The report consists of three volumes of information listing environmental consequences, mitigation measures from water usage, drainage, traffic, noise, and financial costs and impact. A few points made in the report:
• The tribe shall work in good faith with the city to employ qualified Barstow residents at the tribe’s resort facilities. The tribe shall offer training programs to assist city residents in becoming qualified for positions at the resort.
• The tribe will make a one-time payment to the city of $40,000 for the establishment of a problem gambling fund. Thereafter, the tribe shall make annual contributions to the city in the amount of $40,000 to help fund local problem gaming diversion/assistance/counseling programs.
• The tribe agrees to pay the city amounts equal to the service, development, and impact fees which, if the parcels were not in trust status, would be charged by the city and other local agencies at the time of any and all project development(s) on trust lands (including payments to the city and the Barstow Fire Protection District).
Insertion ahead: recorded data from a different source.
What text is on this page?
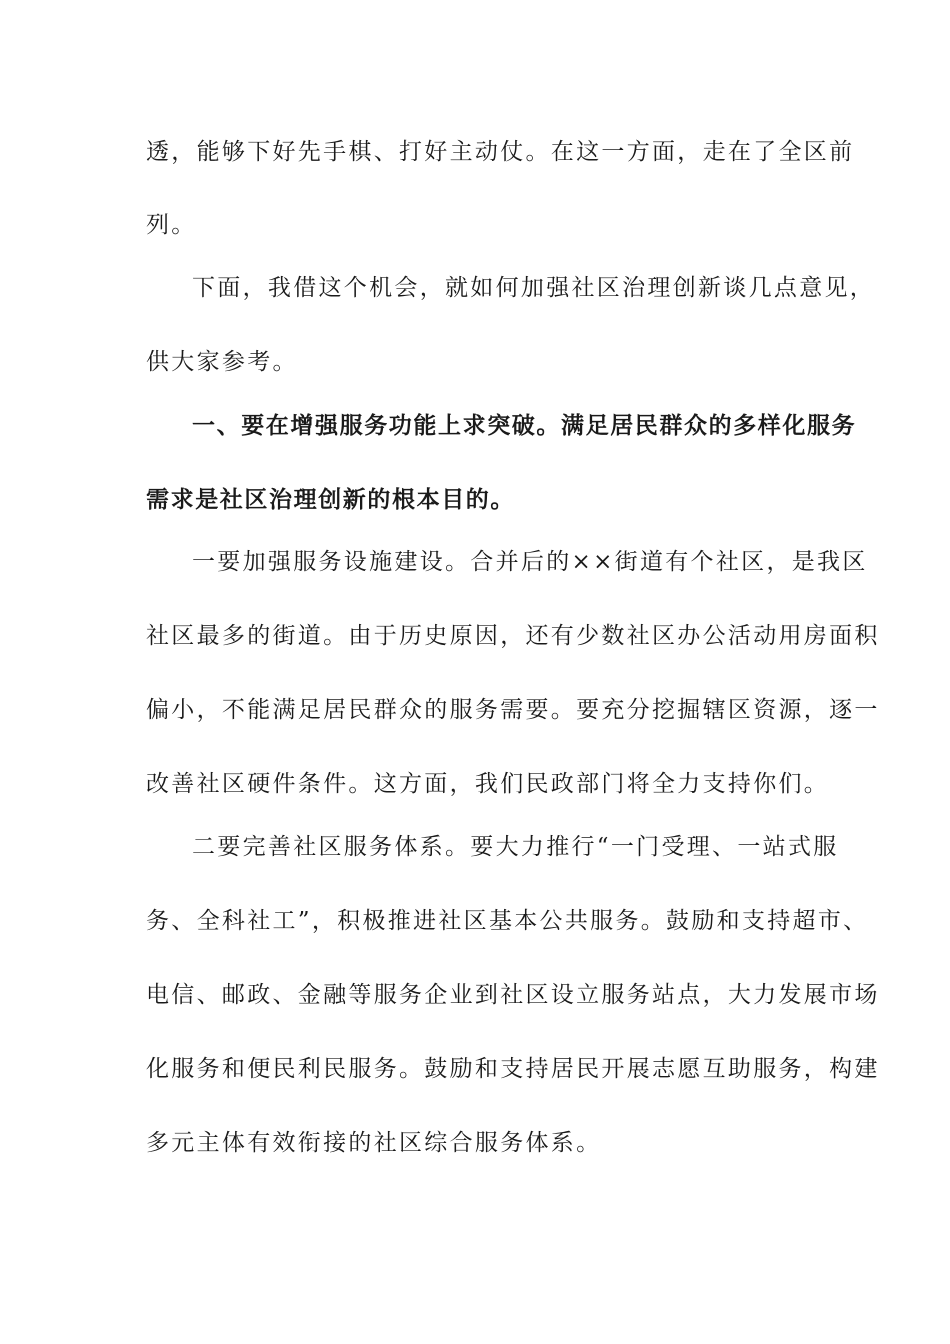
透，能够下好先手棋、打好主动仗。在这一方面，走在了全区前
列。
下面，我借这个机会，就如何加强社区治理创新谈几点意见，
供大家参考。
一、要在增强服务功能上求突破。满足居民群众的多样化服务
需求是社区治理创新的根本目的。
一要加强服务设施建设。合并后的××街道有个社区，是我区
社区最多的街道。由于历史原因，还有少数社区办公活动用房面积
偏小，不能满足居民群众的服务需要。要充分挖掘辖区资源，逐一
改善社区硬件条件。这方面，我们民政部门将全力支持你们。
二要完善社区服务体系。要大力推行“一门受理、一站式服
务、全科社工”，积极推进社区基本公共服务。鼓励和支持超市、
电信、邮政、金融等服务企业到社区设立服务站点，大力发展市场
化服务和便民利民服务。鼓励和支持居民开展志愿互助服务，构建
多元主体有效衔接的社区综合服务体系。
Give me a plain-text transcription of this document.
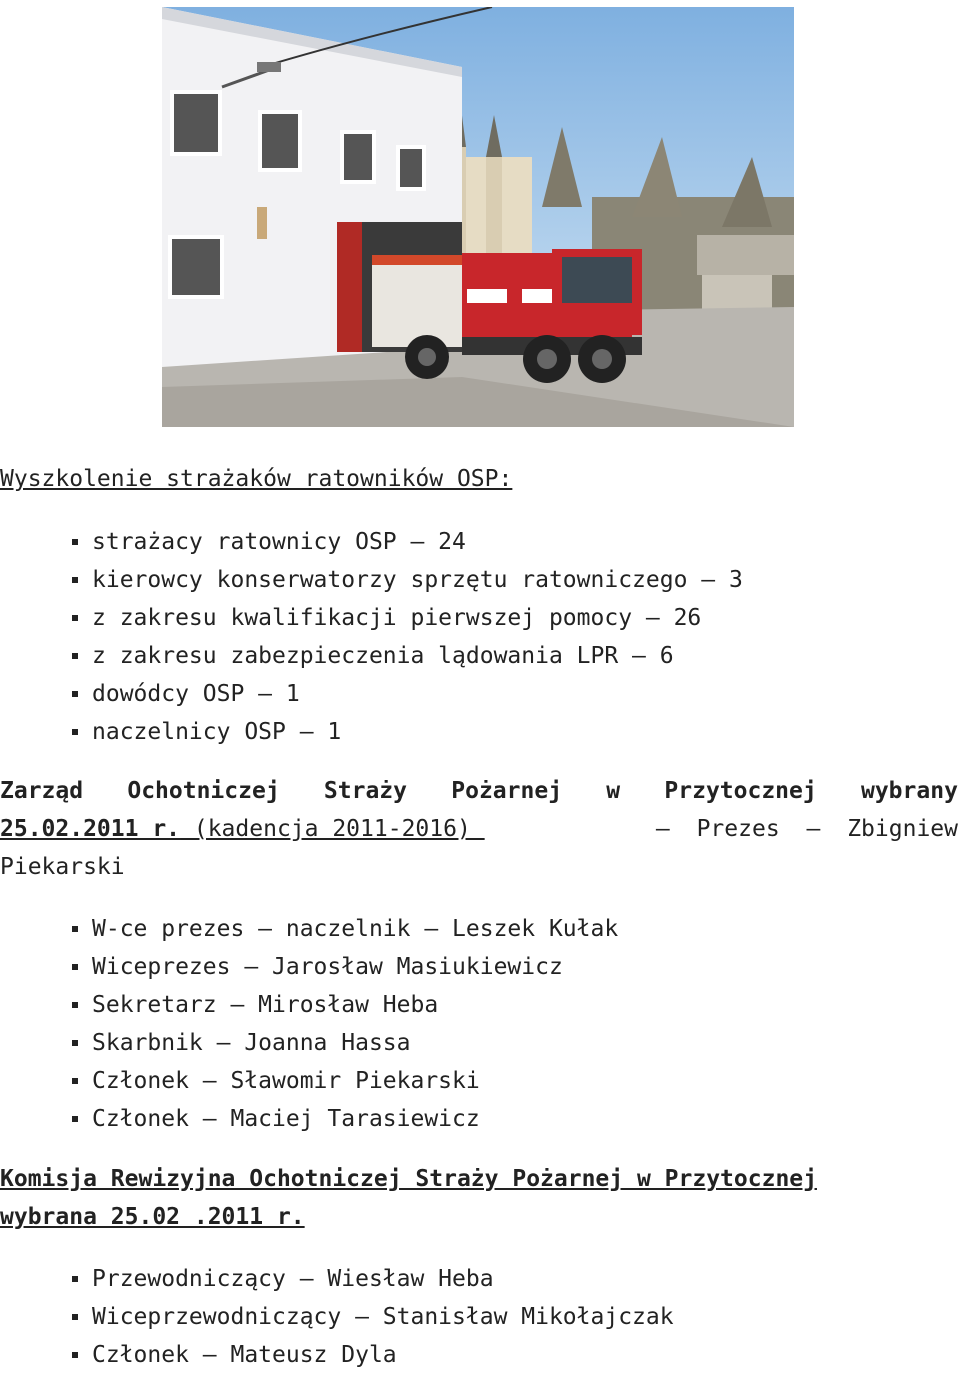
Wyszkolenie strażaków ratowników OSP:
strażacy ratownicy OSP – 24
kierowcy konserwatorzy sprzętu ratowniczego – 3
z zakresu kwalifikacji pierwszej pomocy – 26
z zakresu zabezpieczenia lądowania LPR – 6
dowódcy OSP – 1
naczelnicy OSP – 1
Zarząd Ochotniczej Straży Pożarnej w Przytocznej wybrany
25.02.2011 r. (kadencja 2011-2016)	– Prezes – Zbigniew
Piekarski
W-ce prezes – naczelnik – Leszek Kułak
Wiceprezes – Jarosław Masiukiewicz
Sekretarz – Mirosław Heba
Skarbnik – Joanna Hassa
Członek – Sławomir Piekarski
Członek – Maciej Tarasiewicz
Komisja Rewizyjna Ochotniczej Straży Pożarnej w Przytocznej
wybrana 25.02 .2011 r.
Przewodniczący – Wiesław Heba
Wiceprzewodniczący – Stanisław Mikołajczak
Członek – Mateusz Dyla
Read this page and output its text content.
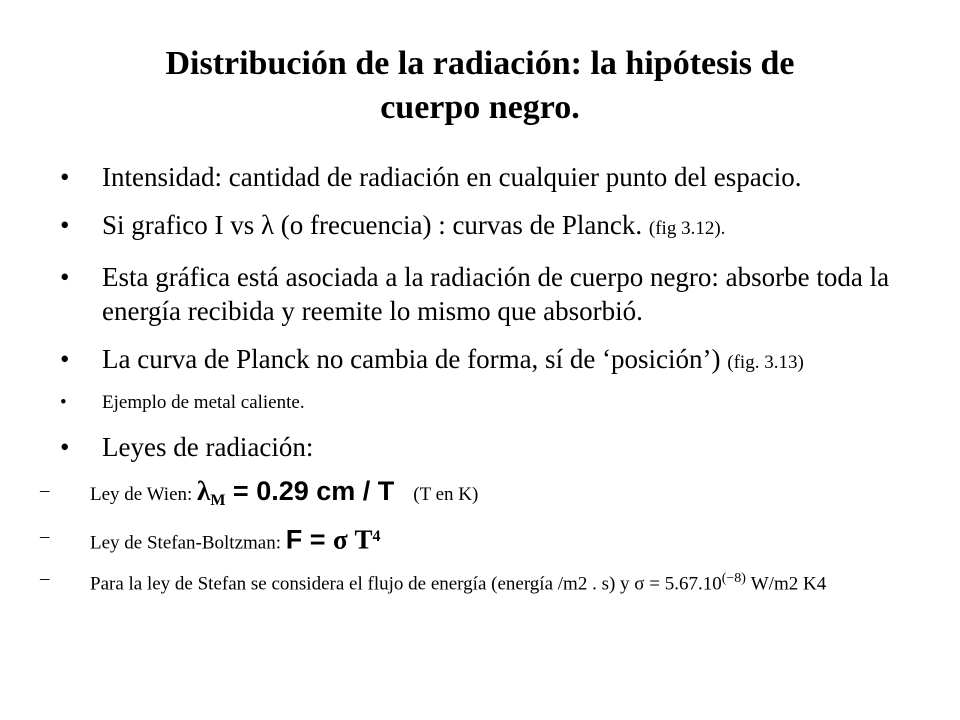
Distribución de la radiación: la hipótesis de
cuerpo negro.
• Intensidad: cantidad de radiación en cualquier punto del espacio.
• Si grafico I vs λ (o frecuencia) : curvas de Planck. (fig 3.12).
• Esta gráfica está asociada a la radiación de cuerpo negro: absorbe toda la energía recibida y reemite lo mismo que absorbió.
• La curva de Planck no cambia de forma, sí de ‘posición’) (fig. 3.13)
• Ejemplo de metal caliente.
• Leyes de radiación:
– Ley de Wien: $\lambda_M = 0.29$ cm / T (T en K)
– Ley de Stefan-Boltzman: F = σ $T^4$
– Para la ley de Stefan se considera el flujo de energía (energía /m2 . s) y $\sigma = 5.67.10^{(-8)}$ W/m2 K4
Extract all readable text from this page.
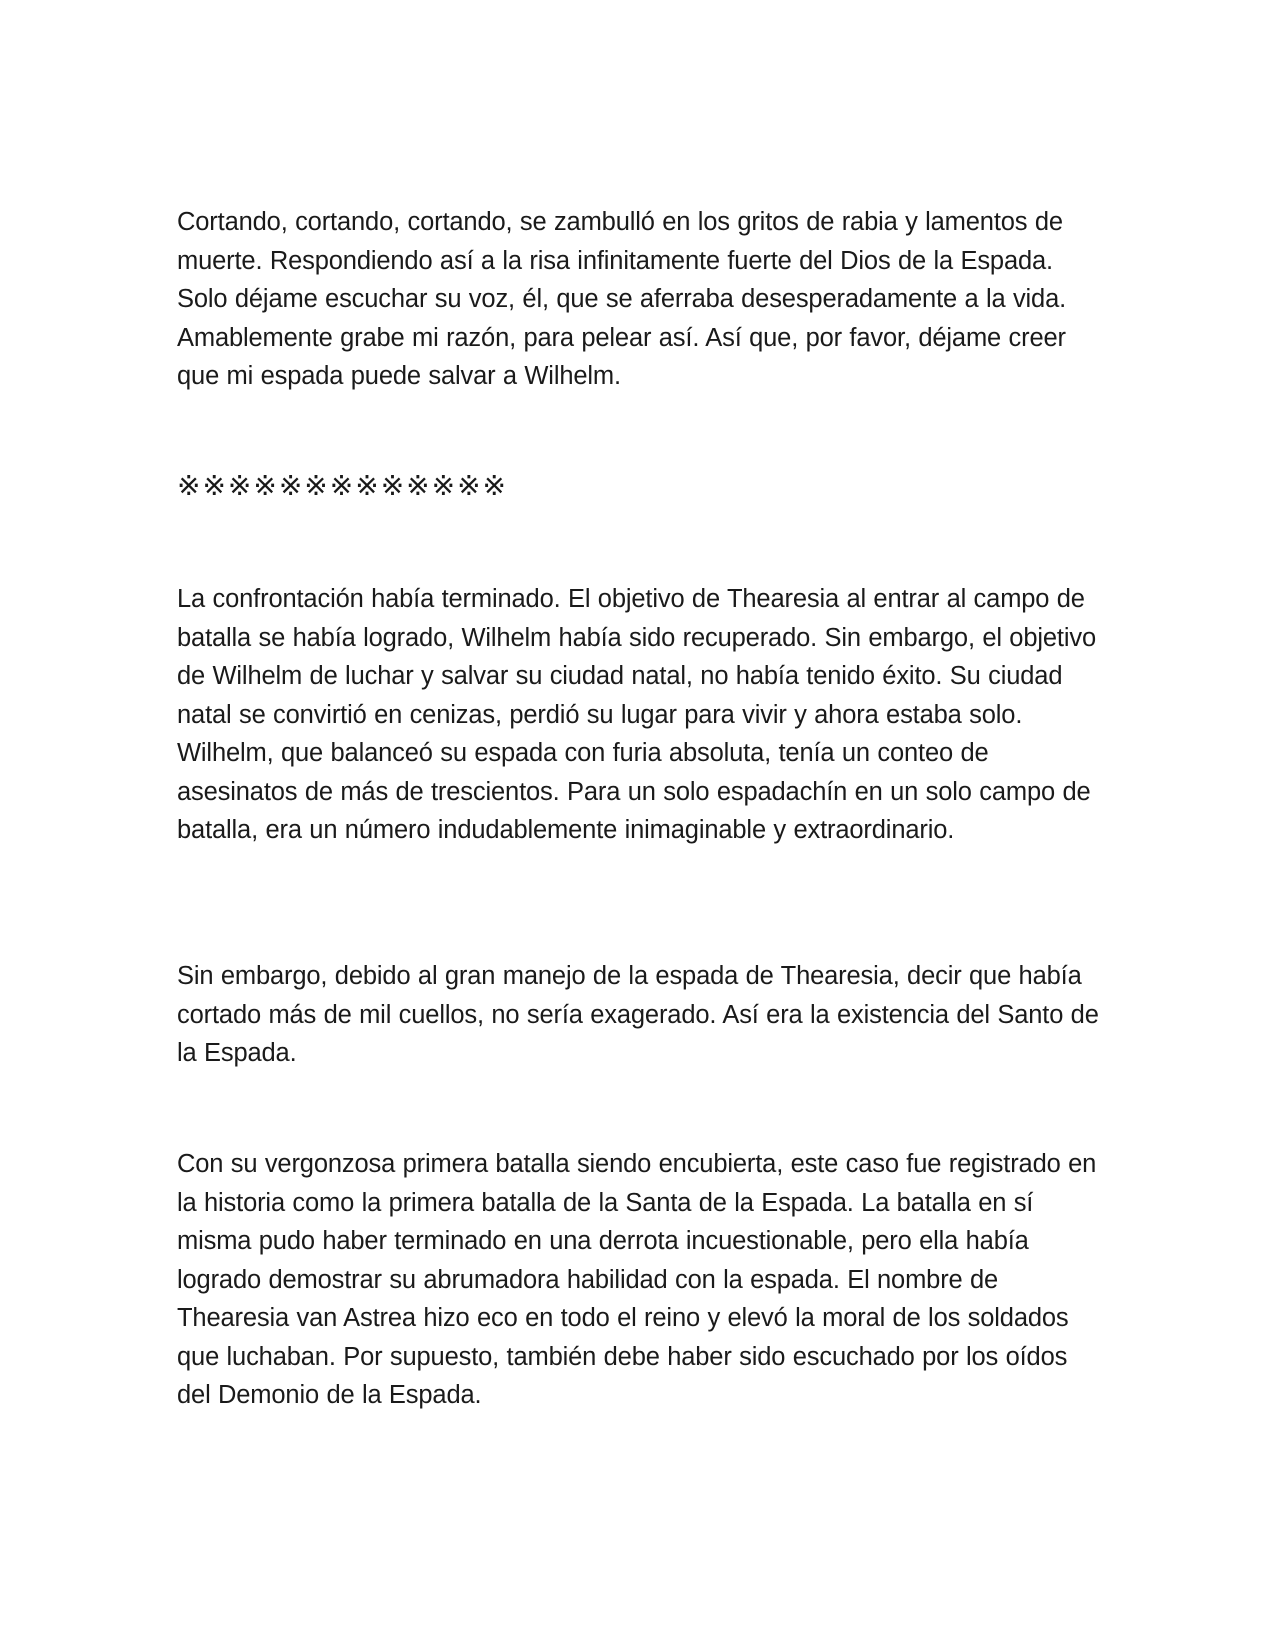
Cortando, cortando, cortando, se zambulló en los gritos de rabia y lamentos de muerte. Respondiendo así a la risa infinitamente fuerte del Dios de la Espada. Solo déjame escuchar su voz, él, que se aferraba desesperadamente a la vida. Amablemente grabe mi razón, para pelear así. Así que, por favor, déjame creer que mi espada puede salvar a Wilhelm.

※※※※※※※※※※※※※

La confrontación había terminado. El objetivo de Thearesia al entrar al campo de batalla se había logrado, Wilhelm había sido recuperado. Sin embargo, el objetivo de Wilhelm de luchar y salvar su ciudad natal, no había tenido éxito. Su ciudad natal se convirtió en cenizas, perdió su lugar para vivir y ahora estaba solo. Wilhelm, que balanceó su espada con furia absoluta, tenía un conteo de asesinatos de más de trescientos. Para un solo espadachín en un solo campo de batalla, era un número indudablemente inimaginable y extraordinario.

Sin embargo, debido al gran manejo de la espada de Thearesia, decir que había cortado más de mil cuellos, no sería exagerado. Así era la existencia del Santo de la Espada.

Con su vergonzosa primera batalla siendo encubierta, este caso fue registrado en la historia como la primera batalla de la Santa de la Espada. La batalla en sí misma pudo haber terminado en una derrota incuestionable, pero ella había logrado demostrar su abrumadora habilidad con la espada. El nombre de Thearesia van Astrea hizo eco en todo el reino y elevó la moral de los soldados que luchaban. Por supuesto, también debe haber sido escuchado por los oídos del Demonio de la Espada.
The tribe shall also make payments to the Barstow Unified School District equal to the service, development, and impact fees.
• The tribe has agreed to pay all required traffic mitigation fees consistent with the city’s fee programs and ordinances and pay for all road improvements that are reasonable and necessary.
• The city agrees to provide police services including but not limited to 24-hour patrol, response to emergency 911 calls, and general investigation for major crimes. The Police Department would have the authority to enforce all non-gaming state criminal laws on the proposed trust lands. Additionally, the tribe would employ security personnel and provide surveillance throughout the proposed facilities. Security personnel would work cooperatively with the Barstow Police Department.
To see the complete report, go to loscoyoteseis.com/documents/final_eis-teir/report.htm. The report also is available for viewing at the Barstow library, 304 E. Buena Vista. Any comments on the final environmental impact statement must be received by Amy Dutschke, Regional Director, Pacific Regional Office, Bureau of Indian Affairs, 2800 Cottage Way, Sacramento, CA 95825 by May 19.